Le Conseil d'État, dans sa décision de renvoi de la QPC du 2 février 2012, avait estimé que « les changements ayant affecté la vie politique et l'organisation institutionnelle du pays » (depuis 1976) justifient un nouvel examen de la disposition par le Conseil constitutionnel. Ce dernier n'a pas retenu ces changements comme constituant un changement des circonstances au sens de l'article 23-5 de l'ordonnance de 1958 modifié. Il a en revanche relevé que, depuis 1976, l'article 4 de la Constitution avait été complété d'un troisième alinéa disposant que : « La loi garantit les expressions pluralistes des opinions et la participation équitable des partis et des groupements politiques à la vie démocratique de la Nation ». Il a en conséquence jugé que « cette disposition constitutionnelle nouvelle, applicable aux dispositions législatives relatives à l'élection présidentielle, constitue un changement des circonstances de droit justifiant, en l'espèce, le réexamen de la disposition contestée ».

* Dans la décision n° 2013-331 QPC du 5 juillet 2013 (Société Numéricâble SAS et autres), le Conseil constitutionnel a reconnu un double changement des circonstances de droit. D'une part, il a considéré que les modifications introduites postérieurement à la loi de 1996 dans la rédaction de l'article L. 36-11 du code des postes et des communications électroniques, notamment celles issues des lois du 9 juillet 2004 et du 4 août 2008, interdisaient de considérer qu'au sens de l'article 23-2 de l'ordonnance du 7 novembre 1958 sur le Conseil constitutionnel, les dispositions contestées avaient déjà été jugées conformes à la Constitution (cons. 8). D'autre part, le Conseil constitutionnel a également relevé un autre type de changement des circonstances de droit tenant à l'évolution de sa propre jurisprudence. Il a jugé que constituait un changement des circonstances de droit sa décision n° 2012-280 QPC du 12 octobre 2012 dans laquelle il a jugé « que, lorsqu'elles prononcent des sanctions ayant le caractère d'une punition, les autorités administratives indépendantes doivent respecter notamment le principe d'impartialité découlant de l'article 16 de la Déclaration de 1789 » (cons. 8).

* Dans d'autres décisions, le Conseil constitutionnel a écarté l'existence d'un « changement des circonstances » (n° 2010-44 QPC du 29 septembre 2010, n° 2011-142/145 QPC du 30 juin 2011, nos 2012-4563/4600 AN et 2012-4565/4567/4568/4574/4575/4576/4577 AN du 18 octobre 2012) tout en apportant des précisions sur cette notion. Ainsi dans la décision no 2011-120 QPC du 8 avril 2011 (M. Ismaël A.), le Conseil constitutionnel a jugé qu'une jurisprudence peut constituer un changement des circonstances de nature à conduire à ce qu'il soit à nouveau saisi d'une disposition précédemment jugée conforme à la Constitution. Mais, d'autre part, cette jurisprudence a dû être soumise au Conseil d'État ou à la Cour de cassation, cours suprêmes respectivement de l'ordre juridictionnel administratif et judiciaire et donc confirmée par eux. Tel n'était pas le cas en l'espèce avec une jurisprudence de la Cour nationale du droit d'asile non soumise au Conseil d'État.

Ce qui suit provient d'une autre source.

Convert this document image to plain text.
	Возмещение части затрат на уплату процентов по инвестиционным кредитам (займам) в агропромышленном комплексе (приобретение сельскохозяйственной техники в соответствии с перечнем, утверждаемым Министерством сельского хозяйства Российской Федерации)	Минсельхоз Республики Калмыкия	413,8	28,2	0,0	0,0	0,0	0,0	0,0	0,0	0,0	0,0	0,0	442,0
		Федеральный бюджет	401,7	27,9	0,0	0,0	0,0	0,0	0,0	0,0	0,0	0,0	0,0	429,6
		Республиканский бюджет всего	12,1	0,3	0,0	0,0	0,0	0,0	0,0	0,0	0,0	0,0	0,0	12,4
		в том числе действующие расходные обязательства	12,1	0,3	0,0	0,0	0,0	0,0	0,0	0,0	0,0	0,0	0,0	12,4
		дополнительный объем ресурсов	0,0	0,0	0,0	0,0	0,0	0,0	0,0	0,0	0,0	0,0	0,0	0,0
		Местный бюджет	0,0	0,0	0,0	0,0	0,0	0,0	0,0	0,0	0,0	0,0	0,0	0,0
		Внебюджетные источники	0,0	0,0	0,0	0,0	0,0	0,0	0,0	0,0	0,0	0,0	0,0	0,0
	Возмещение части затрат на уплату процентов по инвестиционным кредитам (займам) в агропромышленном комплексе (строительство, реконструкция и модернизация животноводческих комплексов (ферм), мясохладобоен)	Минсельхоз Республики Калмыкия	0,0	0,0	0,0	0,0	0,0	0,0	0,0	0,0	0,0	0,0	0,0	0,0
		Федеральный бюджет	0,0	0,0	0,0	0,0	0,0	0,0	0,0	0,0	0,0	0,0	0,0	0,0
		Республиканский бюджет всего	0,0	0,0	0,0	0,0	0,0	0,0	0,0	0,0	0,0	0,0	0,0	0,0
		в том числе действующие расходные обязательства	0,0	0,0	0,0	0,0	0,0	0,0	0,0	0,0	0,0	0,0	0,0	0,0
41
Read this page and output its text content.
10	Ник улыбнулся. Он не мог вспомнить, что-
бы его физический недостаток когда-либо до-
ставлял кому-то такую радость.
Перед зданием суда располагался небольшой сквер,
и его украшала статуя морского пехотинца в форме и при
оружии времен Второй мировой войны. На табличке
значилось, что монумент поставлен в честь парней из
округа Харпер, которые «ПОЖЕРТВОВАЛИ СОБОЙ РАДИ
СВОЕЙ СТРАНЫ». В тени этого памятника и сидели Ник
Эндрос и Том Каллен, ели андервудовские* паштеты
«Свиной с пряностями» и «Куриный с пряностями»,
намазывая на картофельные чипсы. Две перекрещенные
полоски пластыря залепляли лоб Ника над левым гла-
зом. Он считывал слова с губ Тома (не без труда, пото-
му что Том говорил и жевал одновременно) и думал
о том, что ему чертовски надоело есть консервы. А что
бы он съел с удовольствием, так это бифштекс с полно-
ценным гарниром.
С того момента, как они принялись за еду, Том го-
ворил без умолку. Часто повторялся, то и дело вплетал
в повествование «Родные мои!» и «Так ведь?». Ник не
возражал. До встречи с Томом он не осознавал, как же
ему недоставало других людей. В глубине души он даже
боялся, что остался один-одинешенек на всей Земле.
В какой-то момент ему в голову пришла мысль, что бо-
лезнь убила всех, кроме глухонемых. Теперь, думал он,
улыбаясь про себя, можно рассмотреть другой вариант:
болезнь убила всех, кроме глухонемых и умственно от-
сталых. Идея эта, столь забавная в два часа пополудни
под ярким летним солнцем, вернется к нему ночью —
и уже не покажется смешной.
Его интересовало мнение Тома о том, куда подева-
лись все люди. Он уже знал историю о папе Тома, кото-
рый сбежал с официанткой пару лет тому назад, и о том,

Au total, la notion de « changement des circonstances » a, depuis le 1er mars 2010, rempli l'office que lui avait assigné le législateur : permettre qu'il existe une exception à l'interdiction de soumettre à nouveau au Conseil constitutionnel une disposition législative qu'il a déjà jugée conforme à la Constitution. D'une part, cette notion a pu être opportunément utilisée par le Conseil d'État ou la Cour de cassation afin de renvoyer au Conseil constitutionnel une QPC. D'autre part, ce dernier a fait un usage significatif de cette notion, contribuant ainsi à l'équilibre général de la procédure de la QPC qui allie sécurité juridique et protection des droits et libertés garantis par la Constitution. Le changement des circonstances de droit ne tient pas seulement à l'évolution du texte de la Constitution mais aussi à celle de la jurisprudence du Conseil à son sujet.